Una volta che le case vengono svuotate dagli uomini, partiti per il fronte con un biglietto di sola andata, le donne restano sole. Non avendo l’incombenza della leva, sono più libere di potersi spostare senza dare troppo nell’occhio.
Si danno subito da fare, uniche «volontarie a pieno titolo nella resistenza» per citare le parole degli autori Bravo e Bruzzone. Fondano squadre di primo soccorso per aiutare i feriti, contribuiscono nella raccolta di indumenti, cibo e medicinali, si occupano dell’identificazione dei cadaveri e dell’assistenza ai familiari dei caduti. La Resistenza è anche femminile, e la storia delle donne – in qualsiasi epoca esse si siano trova – è caratterizzata dalla resistenza.
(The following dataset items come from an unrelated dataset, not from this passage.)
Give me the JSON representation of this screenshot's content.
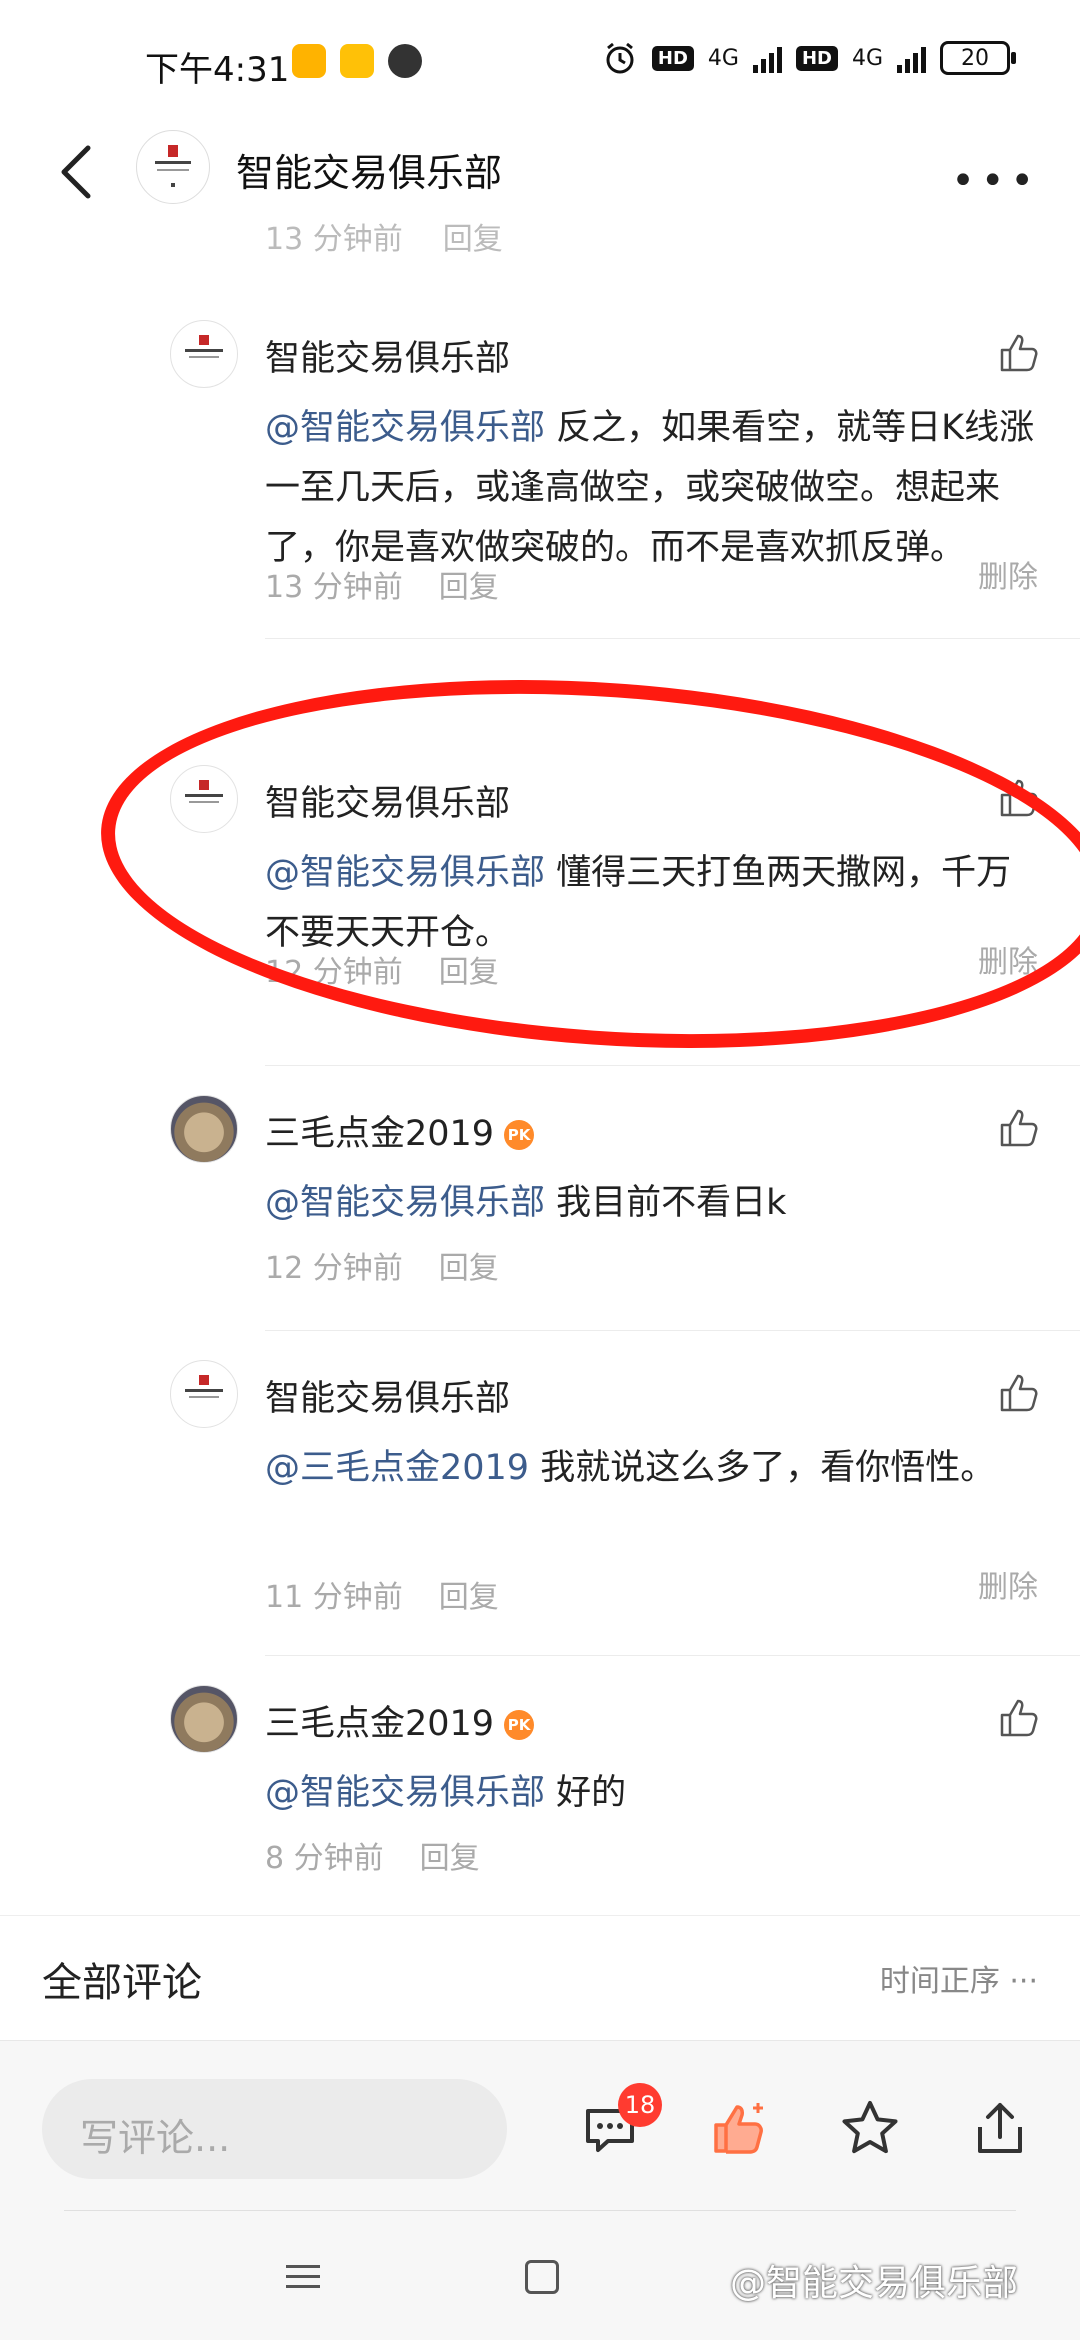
{
  "status": {
    "time": "下午4:31",
    "hd": "HD",
    "network": "4G",
    "battery": "20"
  },
  "header": {
    "title": "智能交易俱乐部"
  },
  "cutoff": {
    "time": "13 分钟前",
    "reply": "回复"
  },
  "comments": [
    {
      "name": "智能交易俱乐部",
      "mention": "@智能交易俱乐部",
      "text": " 反之，如果看空，就等日K线涨一至几天后，或逢高做空，或突破做空。想起来了，你是喜欢做突破的。而不是喜欢抓反弹。",
      "time": "13 分钟前",
      "reply": "回复",
      "delete": "删除"
    },
    {
      "name": "智能交易俱乐部",
      "mention": "@智能交易俱乐部",
      "text": " 懂得三天打鱼两天撒网，千万不要天天开仓。",
      "time": "12 分钟前",
      "reply": "回复",
      "delete": "删除"
    },
    {
      "name": "三毛点金2019",
      "pk": "PK",
      "mention": "@智能交易俱乐部",
      "text": " 我目前不看日k",
      "time": "12 分钟前",
      "reply": "回复"
    },
    {
      "name": "智能交易俱乐部",
      "mention": "@三毛点金2019",
      "text": " 我就说这么多了，看你悟性。",
      "time": "11 分钟前",
      "reply": "回复",
      "delete": "删除"
    },
    {
      "name": "三毛点金2019",
      "pk": "PK",
      "mention": "@智能交易俱乐部",
      "text": " 好的",
      "time": "8 分钟前",
      "reply": "回复"
    }
  ],
  "all_comments": {
    "title": "全部评论",
    "sort": "时间正序 ···"
  },
  "bottom": {
    "placeholder": "写评论...",
    "badge": "18"
  },
  "watermark": "@智能交易俱乐部",
  "colors": {
    "mention": "#3c5c8c",
    "annotation": "#ff1a10",
    "like_active": "#ff7043",
    "badge": "#ff3b30"
  }
}
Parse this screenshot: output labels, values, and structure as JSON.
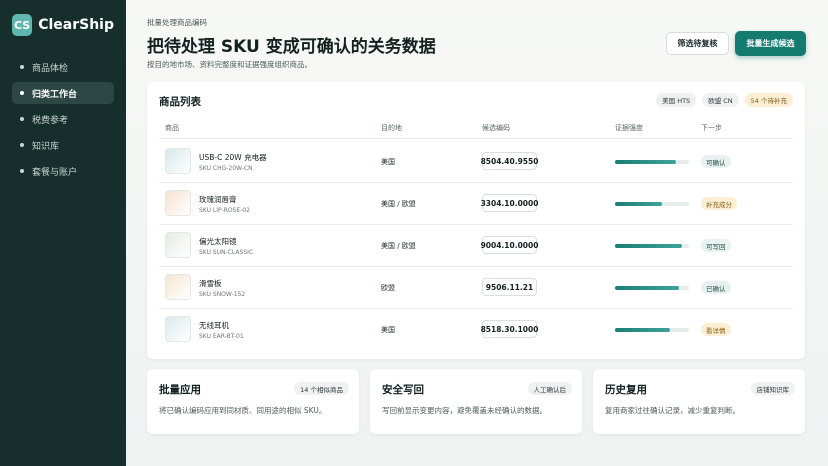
{
  "app": {
    "logo_mark": "CS",
    "name": "ClearShip"
  },
  "sidebar": {
    "items": [
      {
        "label": "商品体检",
        "active": false
      },
      {
        "label": "归类工作台",
        "active": true
      },
      {
        "label": "税费参考",
        "active": false
      },
      {
        "label": "知识库",
        "active": false
      },
      {
        "label": "套餐与账户",
        "active": false
      }
    ]
  },
  "header": {
    "kicker": "批量处理商品编码",
    "title": "把待处理 SKU 变成可确认的关务数据",
    "subtitle": "按目的地市场、资料完整度和证据强度组织商品。",
    "secondary_button": "筛选待复核",
    "primary_button": "批量生成候选"
  },
  "product_list": {
    "title": "商品列表",
    "chips": [
      "美国 HTS",
      "欧盟 CN",
      "54 个待补充"
    ],
    "columns": [
      "商品",
      "目的地",
      "候选编码",
      "证据强度",
      "下一步"
    ],
    "rows": [
      {
        "name": "USB-C 20W 充电器",
        "sku": "SKU CHG-20W-CN",
        "destination": "美国",
        "code": "8504.40.9550",
        "evidence": 0.82,
        "status": "可确认",
        "status_kind": "normal",
        "thumb_color": "#d6e8ec"
      },
      {
        "name": "玫瑰润唇膏",
        "sku": "SKU LIP-ROSE-02",
        "destination": "美国 / 欧盟",
        "code": "3304.10.0000",
        "evidence": 0.64,
        "status": "补充成分",
        "status_kind": "warn",
        "thumb_color": "#f7e2cf"
      },
      {
        "name": "偏光太阳镜",
        "sku": "SKU SUN-CLASSIC",
        "destination": "美国 / 欧盟",
        "code": "9004.10.0000",
        "evidence": 0.9,
        "status": "可写回",
        "status_kind": "normal",
        "thumb_color": "#e5ebe4"
      },
      {
        "name": "滑雪板",
        "sku": "SKU SNOW-152",
        "destination": "欧盟",
        "code": "9506.11.21",
        "evidence": 0.86,
        "status": "已确认",
        "status_kind": "normal",
        "thumb_color": "#f5e6cf"
      },
      {
        "name": "无线耳机",
        "sku": "SKU EAR-BT-01",
        "destination": "美国",
        "code": "8518.30.1000",
        "evidence": 0.74,
        "status": "看详情",
        "status_kind": "warn",
        "thumb_color": "#dbeaee"
      }
    ]
  },
  "cards": [
    {
      "title": "批量应用",
      "chip": "14 个相似商品",
      "desc": "将已确认编码应用到同材质、同用途的相似 SKU。"
    },
    {
      "title": "安全写回",
      "chip": "人工确认后",
      "desc": "写回前显示变更内容，避免覆盖未经确认的数据。"
    },
    {
      "title": "历史复用",
      "chip": "店铺知识库",
      "desc": "复用商家过往确认记录，减少重复判断。"
    }
  ]
}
Armate o disarmate, d’ogni fascia sociale e di ogni professione, giovani e meno giovani, meridionali e settentrionali, antifasciste per scelta personale, tradizione familiare o più semplicemente “di guerra” – cioè per l’opposizione nata sulla base della quotidianità fatta di bombardamenti, fame e lutti, dei quali si incolpa a ragione il regime – le donne non offrono alla Resistenza solo un contributo, ma partecipano attivamente, ponendosi come elemento imprescindibile della lotta stessa nelle sue varie declinazioni.
Le più giovani e meno sospettabili diventano delle staffette, uno dei compiti più pericolosi in quanto disarmate. Delle ragazzine, probabilmente spaventate, dovevano portare a termine le loro missioni cercando di non dare troppo nell’occhio, la mano stretta alla borsa con il doppio fondo. Durante gli spostamenti, erano sempre in prima linea: quando l’unità partigiana arrivava in prossimità di un centro abitato, era la staffetta che per prima entrava in paese per assicurarsi che non vi fossero nemici e dare il via libera ai partigiani, per proseguire nella loro avanzata.
Protagoniste di una Resistenza senz’armi, fatta di piccoli grandi gesti di sopravvivenza quotidiana, le donne hanno compiuto una scelta di libertà. Ed è proprio per questo motivo che oggi è necessario parlare della Resistenza femminile: perché è stato un importante gesto di disobbedienza radicale, uno strappo con la società fortemente patriarcale e con l’educazione fascista che impone il rispetto di rigide gerarchie, sia dentro che fuori le mura domestiche. La stessa educazione che la condanna ad essere la pietra fondamentale della casa, la madre modello che ha come lavoro il matrimonio. Che non le permette di avere accesso alle facoltà scientifiche, perché “il genio è maschio” mentre la mente femminile è irrazionale. Può dedicarsi a ciò che sa fare meglio: prendersi cura degli altri, fare la maestra o la crocerossina. Ma queste donne non ci stanno, escono e si ribellano. Ed è grazie a loro se oggi le figure femminili non sono più relegate in casa, costrette a lasciare tutto il mondo agli uomini. Le storie della Resistenza continuano a parlarci con la voce del tempo che passa ma che non smette di portare insegnamenti. E ci raccontano storie di donne che non sono principesse in attesa del bacio salvifico di un principe, ma guerriere che escono per andare a prendersi la libertà.